Thirteen days without sleep
– Your Grace, You yourself went through what should have destroyed the mind. Thirteen days of interrogation without sleep in 1937. What happens to a person when the brain fails?
– My body surrendered completely, the saint says. Hallucinations began, my legs swelled so much that fluid oozed from them, my heart stopped. Biology demanded one thing: sign anything, just let me sleep. The brain, if it truly is the master, should have capitulated on the third day. But I did not sign a single false accusation.
This is not boasting. This is a precise observation of a surgeon on his own organism. When the body is completely destroyed, and the brain – that very "organ of consciousness" – is plunged into toxic delirium from exhaustion, something continues to make decisions.

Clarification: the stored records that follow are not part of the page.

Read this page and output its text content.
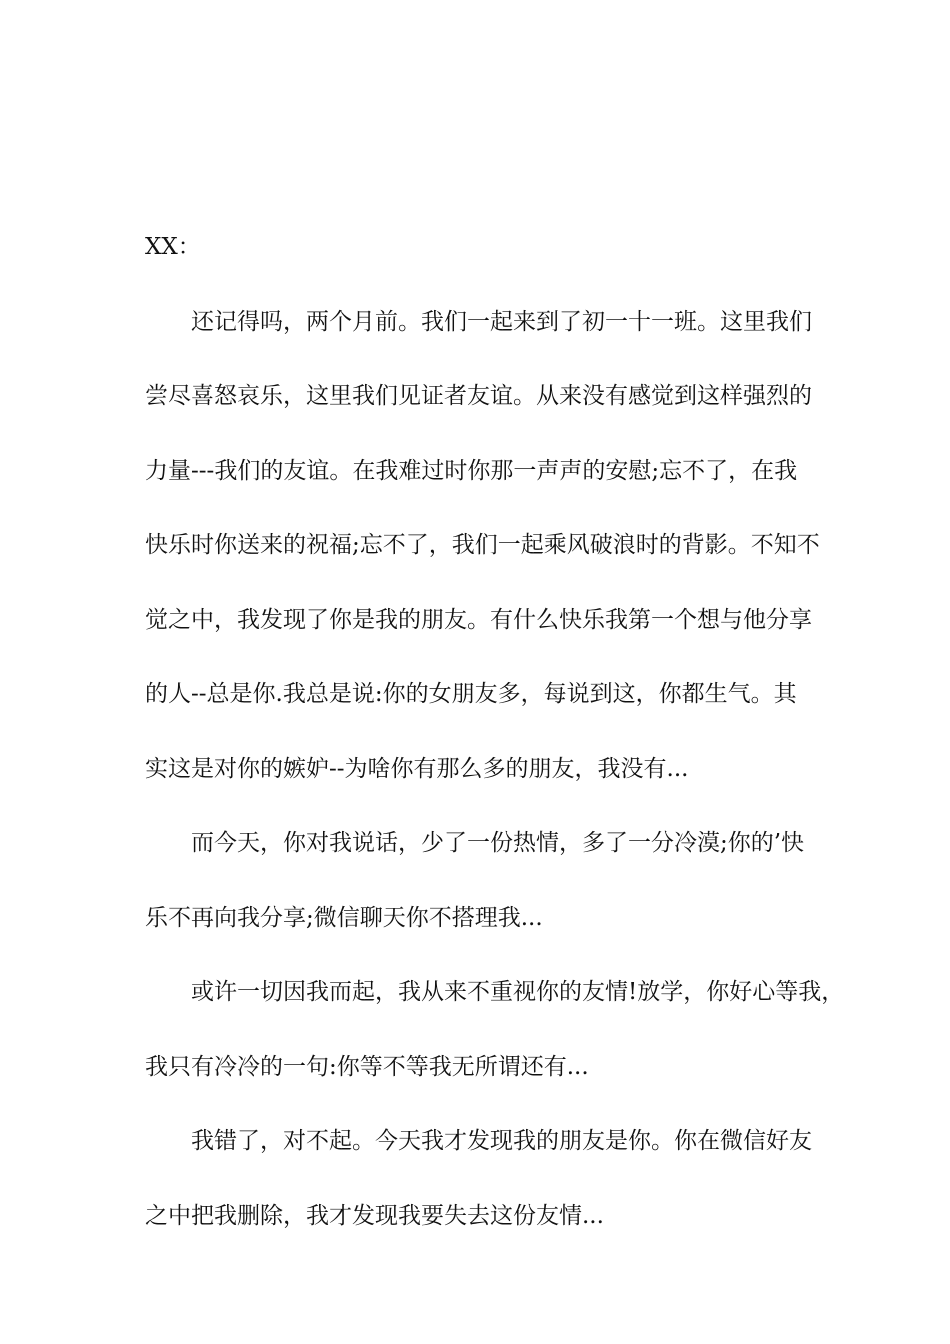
XX：
还记得吗，两个月前。我们一起来到了初一十一班。这里我们
尝尽喜怒哀乐，这里我们见证者友谊。从来没有感觉到这样强烈的
力量---我们的友谊。在我难过时你那一声声的安慰;忘不了，在我
快乐时你送来的祝福;忘不了，我们一起乘风破浪时的背影。不知不
觉之中，我发现了你是我的朋友。有什么快乐我第一个想与他分享
的人--总是你.我总是说:你的女朋友多，每说到这，你都生气。其
实这是对你的嫉妒--为啥你有那么多的朋友，我没有...
而今天，你对我说话，少了一份热情，多了一分冷漠;你的’快
乐不再向我分享;微信聊天你不搭理我...
或许一切因我而起，我从来不重视你的友情!放学，你好心等我，
我只有冷冷的一句:你等不等我无所谓还有...
我错了，对不起。今天我才发现我的朋友是你。你在微信好友
之中把我删除，我才发现我要失去这份友情...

Something says "no" – contrary to every neuron screaming "yes." The saint called this "something" spirit and believed that the prison cell proved his point more convincingly than any laboratory.
Immortal spirit and mortal soul
– But if the spirit is immortal, why then the body? Why this biology on which we so depend?
– The spirit can exist without soul and body, the saint replies. The body dies, but the spirit is immortal. However, during life they are intertwined. The body is an instrument through which the spirit acts in the material world. The soul is the connecting link between spirit and flesh, the realm of feelings, emotions, and memory. All this dies with the body. But the spirit is higher; and all our thoughts, words and deeds leave an imprint on it, like a chisel on stone.
How our spirit will depart into Eternity depends on what we fed it during life.
The Apostle Paul wrote to the Thessalonians: "Now may the God of peace Himself sanctify you completely; and may your whole spirit, soul, and body be preserved blameless" (1 Thess. 5:23). Three categories are as three separate realities. Not just "body and mind," as modern psychology teaches. And not one "organism," as materialism teaches. But three: the body, which gets sick and dies; the soul, which feels and suffers; and the spirit, which stands before God and answers for everything.
Relics as the final argument
Tomorrow the Church will commemorate the finding of the relics of Saint Luke. In 1996, his remains were found incorrupt – a body that biology was obliged to have long turned to dust turned out to be free from this sentence.
For a materialist, this is an inexplicable failure of chemistry. For a believer, it is the result of what the saint wrote about all his life: spirit, permeated with grace, changes the physics of the body, subjecting matter to laws that science does not yet know how to describe.
We began with the fact that we commonly reduce ourselves to a set of hormones and diagnoses. A drop in serotonin means sadness. A release of adrenaline means anger. Everything is explainable and predictable, and therefore – everything is curable with a pill. And here before us stands a man who knew this chemistry better than us, who himself was a product of his biology – sick, tormented, blind in one eye. And this man says: you are immeasurably more than your cardiogram. Within you lives something that will not fit into any tomograph, cannot be described by any blood test, and will not be broken in any interrogation unless you yourself allow it to be broken.